- Country: United States
- Language: English
- Genre: Horror

Publication
- Published in: The New Yorker
- Publication type: Magazine
- Publisher: Condé Nast
- Media type: Print
- Publication date: October 31, 1994

= The Man in the Black Suit =

"The Man in the Black Suit" is a horror short story by American writer Stephen King. It was originally published in the October 31, 1994 issue of The New Yorker magazine.

In 1995, it won the World Fantasy Award and the O. Henry Award for Best Short Fiction.

In 1997, it was published in the limited-edition collection Six Stories.

In 2002, it was included in King's collection Everything's Eventual. King described the piece as an homage to Nathaniel Hawthorne's story "Young Goodman Brown". He also states that the story evolved from one his friend told him, in which the friend's grandfather had come face to face with Satan himself in the form of an ordinary man. It was adapted into a short film, with the same title, in 2004 by Nicholas Mariani.

==Plot summary==
Set in the fictional town of Motton, Maine, "The Man in the Black Suit" recounts the tale of Gary, a nine-year-old boy, whose brother has recently died from an allergic reaction to a bee sting.
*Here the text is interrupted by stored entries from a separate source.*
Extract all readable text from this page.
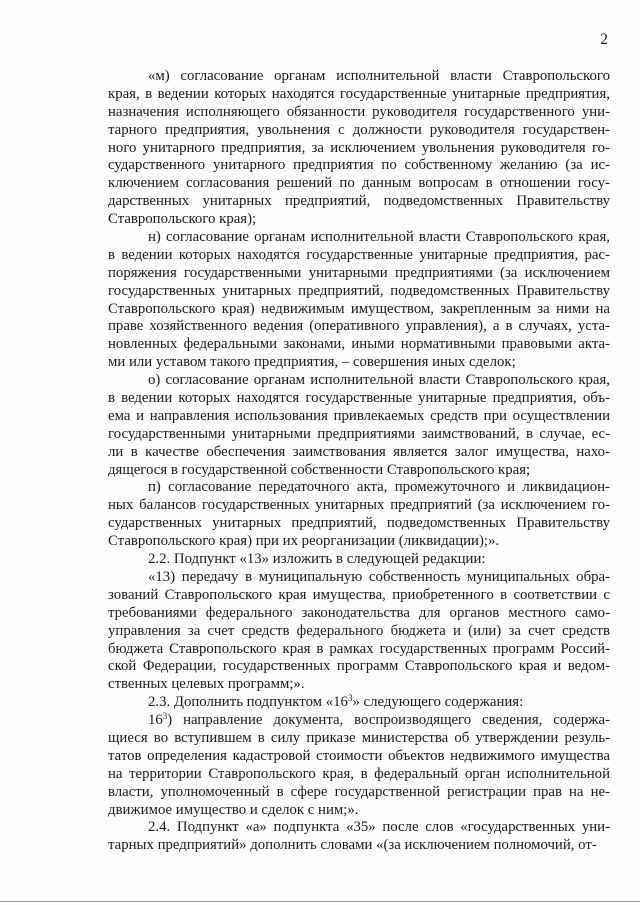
2
«м) согласование органам исполнительной власти Ставропольского
края, в ведении которых находятся государственные унитарные предприятия,
назначения исполняющего обязанности руководителя государственного уни-
тарного предприятия, увольнения с должности руководителя государствен-
ного унитарного предприятия, за исключением увольнения руководителя го-
сударственного унитарного предприятия по собственному желанию (за ис-
ключением согласования решений по данным вопросам в отношении госу-
дарственных унитарных предприятий, подведомственных Правительству
Ставропольского края);
н) согласование органам исполнительной власти Ставропольского края,
в ведении которых находятся государственные унитарные предприятия, рас-
поряжения государственными унитарными предприятиями (за исключением
государственных унитарных предприятий, подведомственных Правительству
Ставропольского края) недвижимым имуществом, закрепленным за ними на
праве хозяйственного ведения (оперативного управления), а в случаях, уста-
новленных федеральными законами, иными нормативными правовыми акта-
ми или уставом такого предприятия, – совершения иных сделок;
о) согласование органам исполнительной власти Ставропольского края,
в ведении которых находятся государственные унитарные предприятия, объ-
ема и направления использования привлекаемых средств при осуществлении
государственными унитарными предприятиями заимствований, в случае, ес-
ли в качестве обеспечения заимствования является залог имущества, нахо-
дящегося в государственной собственности Ставропольского края;
п) согласование передаточного акта, промежуточного и ликвидацион-
ных балансов государственных унитарных предприятий (за исключением го-
сударственных унитарных предприятий, подведомственных Правительству
Ставропольского края) при их реорганизации (ликвидации);».
2.2. Подпункт «13» изложить в следующей редакции:
«13) передачу в муниципальную собственность муниципальных обра-
зований Ставропольского края имущества, приобретенного в соответствии с
требованиями федерального законодательства для органов местного само-
управления за счет средств федерального бюджета и (или) за счет средств
бюджета Ставропольского края в рамках государственных программ Россий-
ской Федерации, государственных программ Ставропольского края и ведом-
ственных целевых программ;».
2.3. Дополнить подпунктом «$16^3$» следующего содержания:
$16^3$) направление документа, воспроизводящего сведения, содержа-
щиеся во вступившем в силу приказе министерства об утверждении резуль-
татов определения кадастровой стоимости объектов недвижимого имущества
на территории Ставропольского края, в федеральный орган исполнительной
власти, уполномоченный в сфере государственной регистрации прав на не-
движимое имущество и сделок с ним;».
2.4. Подпункт «а» подпункта «35» после слов «государственных уни-
тарных предприятий» дополнить словами «(за исключением полномочий, от-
One day, Gary goes out fishing and falls asleep by a creek. He awakens to find a bee sitting on the tip of his nose. Not knowing if he shares his brother's allergy to them, he is frozen by terror until he hears a clap behind him, which causes the bee to drop dead. Turning around, Gary discovers a tall, pale man in a three-piece black suit looming over him. He engages Gary in what at first seems like normal conversation, but Gary notices the man has shark-like teeth, long, claw-like fingernails, and burning eyes.

The man then tells Gary terrible things: that his mother has died (also from a bee sting) while he was away, and that his father intends to rape him. In order to save him from "all that unpleasantness", he (the man) tells Gary he will kill and eat him. At first, Gary doesn't believe him. However, he soon realizes that the man is actually the devil. In order to dissuade him, Gary offers him a fish he caught. The man swallows it whole, but declaring he is not satisfied, attacks Gary. Gary flees, with the man pursuing him to the outskirts of the forest.

Gary believes the man's claim until returning home and seeing his mother in the kitchen. Gary's father persuades him to return with him to the spot in the forest to retrieve his fishing equipment. When they arrive at the spot where Gary met the man in the black suit, Gary's father notices the grass is black and foul-smelling where the man was sitting. While dubious of Gary's story about the man in the black suit, his father tells him not to return there.

The story is narrated by Gary, looking back from his perspective as an elderly man. He is haunted by his belief that he only escaped from the devil by sheer luck, and lives in terror of his approaching death and the possibility of a second encounter with the man in the black suit. Gary knows that he won't be able to outwit him or outrun him in his old age.

==Short film adaptation==
The book was adapted into a short film in 2004, with John Viener in the titular role.